Una pared del despacho de Grimaldi tenía ventanas que daban al centro de seguridad, otra ofrecía vistas al casino. Y situada justo detrás de Grimaldi estaba la puerta que conducía a la atalaya. Sólo se accedía a través del despacho de Grimaldi y éste nunca había invitado a Karch a admirar desde allí la planta del casino. Este hecho molestaba a Karch y su frustración se acrecentaba porque creía que Grimaldi lo sabía.
Cuando entraron en el despacho, Karch vio a un hombre sentado tras el escritorio de Grimaldi y trabajando en la consola de vídeo multiplex de la derecha del escritorio.
– ¿Qué has conseguido? -preguntó Grimaldi mientras cerraba la persiana de la ventana que daba al centro de seguridad.
– Una buena sorpresa, eso es lo que me he llevado -dijo el hombre de detrás del escritorio, sin levantar la mirada de las cuatro pantallas que tenía activas en su consola.
– Cuéntanos.
El uso del plural hizo que el técnico levantara los ojos de las pantallas. Saludó con la cabeza a Karch y volvió a bajar la vista.

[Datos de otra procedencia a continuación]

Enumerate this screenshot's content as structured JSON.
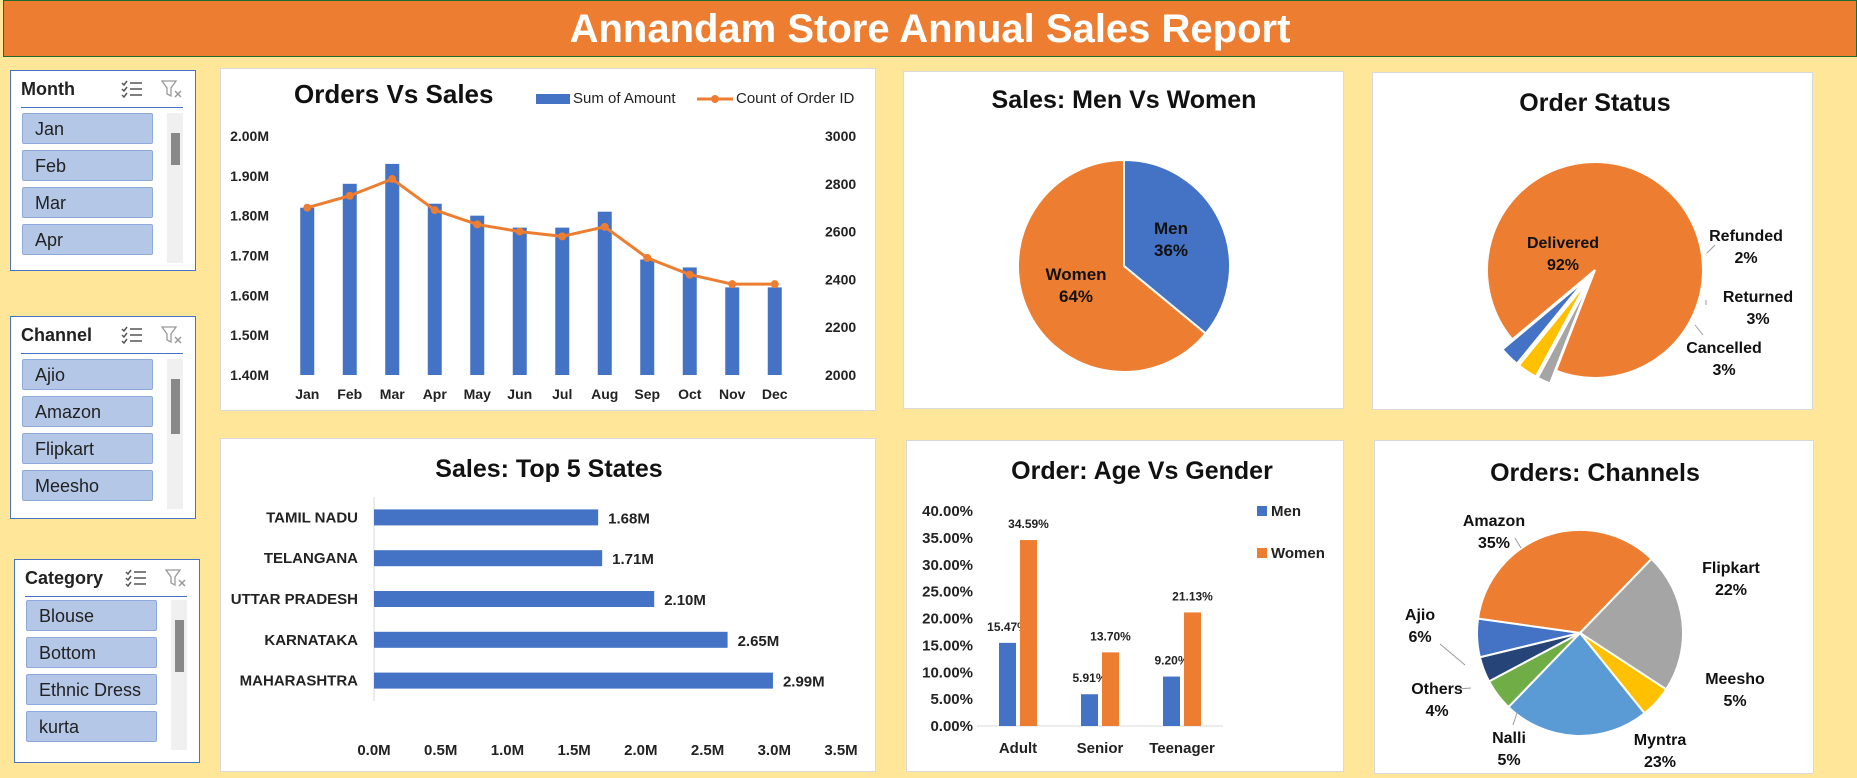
{
  "header": {
    "title": "Annandam Store Annual Sales Report"
  },
  "slicers": {
    "month": {
      "title": "Month",
      "items": [
        "Jan",
        "Feb",
        "Mar",
        "Apr"
      ]
    },
    "channel": {
      "title": "Channel",
      "items": [
        "Ajio",
        "Amazon",
        "Flipkart",
        "Meesho"
      ]
    },
    "category": {
      "title": "Category",
      "items": [
        "Blouse",
        "Bottom",
        "Ethnic Dress",
        "kurta"
      ]
    }
  },
  "colors": {
    "blue": "#4472C4",
    "orange": "#ED7D31",
    "gray": "#A5A5A5",
    "gold": "#FFC000",
    "lightblue": "#5B9BD5",
    "green": "#70AD47",
    "navy": "#264478"
  },
  "chart_data": [
    {
      "id": "orders_vs_sales",
      "type": "bar",
      "title": "Orders Vs Sales",
      "categories": [
        "Jan",
        "Feb",
        "Mar",
        "Apr",
        "May",
        "Jun",
        "Jul",
        "Aug",
        "Sep",
        "Oct",
        "Nov",
        "Dec"
      ],
      "series": [
        {
          "name": "Sum of Amount",
          "type": "bar",
          "values": [
            1.82,
            1.88,
            1.93,
            1.83,
            1.8,
            1.77,
            1.77,
            1.81,
            1.69,
            1.67,
            1.62,
            1.62
          ]
        },
        {
          "name": "Count of Order ID",
          "type": "line",
          "values": [
            2700,
            2750,
            2820,
            2690,
            2630,
            2600,
            2580,
            2620,
            2490,
            2420,
            2380,
            2380
          ]
        }
      ],
      "y_ticks": [
        "1.40M",
        "1.50M",
        "1.60M",
        "1.70M",
        "1.80M",
        "1.90M",
        "2.00M"
      ],
      "y2_ticks": [
        "2000",
        "2200",
        "2400",
        "2600",
        "2800",
        "3000"
      ],
      "ylim": [
        1.4,
        2.0
      ],
      "y2lim": [
        2000,
        3000
      ]
    },
    {
      "id": "men_vs_women",
      "type": "pie",
      "title": "Sales: Men Vs Women",
      "slices": [
        {
          "label": "Men",
          "pct": "36%",
          "value": 36
        },
        {
          "label": "Women",
          "pct": "64%",
          "value": 64
        }
      ]
    },
    {
      "id": "order_status",
      "type": "pie",
      "title": "Order Status",
      "slices": [
        {
          "label": "Delivered",
          "pct": "92%",
          "value": 92
        },
        {
          "label": "Refunded",
          "pct": "2%",
          "value": 2
        },
        {
          "label": "Returned",
          "pct": "3%",
          "value": 3
        },
        {
          "label": "Cancelled",
          "pct": "3%",
          "value": 3
        }
      ]
    },
    {
      "id": "top_states",
      "type": "bar",
      "orientation": "horizontal",
      "title": "Sales: Top 5 States",
      "categories": [
        "TAMIL NADU",
        "TELANGANA",
        "UTTAR PRADESH",
        "KARNATAKA",
        "MAHARASHTRA"
      ],
      "values": [
        1.68,
        1.71,
        2.1,
        2.65,
        2.99
      ],
      "labels": [
        "1.68M",
        "1.71M",
        "2.10M",
        "2.65M",
        "2.99M"
      ],
      "x_ticks": [
        "0.0M",
        "0.5M",
        "1.0M",
        "1.5M",
        "2.0M",
        "2.5M",
        "3.0M",
        "3.5M"
      ],
      "xlim": [
        0,
        3.5
      ]
    },
    {
      "id": "age_vs_gender",
      "type": "bar",
      "title": "Order: Age Vs Gender",
      "categories": [
        "Adult",
        "Senior",
        "Teenager"
      ],
      "series": [
        {
          "name": "Men",
          "values": [
            15.47,
            5.91,
            9.2
          ],
          "labels": [
            "15.47%",
            "5.91%",
            "9.20%"
          ]
        },
        {
          "name": "Women",
          "values": [
            34.59,
            13.7,
            21.13
          ],
          "labels": [
            "34.59%",
            "13.70%",
            "21.13%"
          ]
        }
      ],
      "y_ticks": [
        "0.00%",
        "5.00%",
        "10.00%",
        "15.00%",
        "20.00%",
        "25.00%",
        "30.00%",
        "35.00%",
        "40.00%"
      ],
      "ylim": [
        0,
        40
      ]
    },
    {
      "id": "channels",
      "type": "pie",
      "title": "Orders: Channels",
      "slices": [
        {
          "label": "Amazon",
          "pct": "35%",
          "value": 35
        },
        {
          "label": "Flipkart",
          "pct": "22%",
          "value": 22
        },
        {
          "label": "Meesho",
          "pct": "5%",
          "value": 5
        },
        {
          "label": "Myntra",
          "pct": "23%",
          "value": 23
        },
        {
          "label": "Nalli",
          "pct": "5%",
          "value": 5
        },
        {
          "label": "Others",
          "pct": "4%",
          "value": 4
        },
        {
          "label": "Ajio",
          "pct": "6%",
          "value": 6
        }
      ]
    }
  ]
}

– Bueno, parece que a este tipo lo ha desplumado una mujer -dijo.
Grimaldi rodeó el escritorio y miró las pantallas por encima del hombro del técnico.
– Muéstranos.
Karch permanecía al otro lado del escritorio, pero podía ver las pantallas. Miró por encima de los otros dos hombres, a la puerta de cristal que conducía a la atalaya. Grimaldi no se molestó en presentarle el técnico a Karch.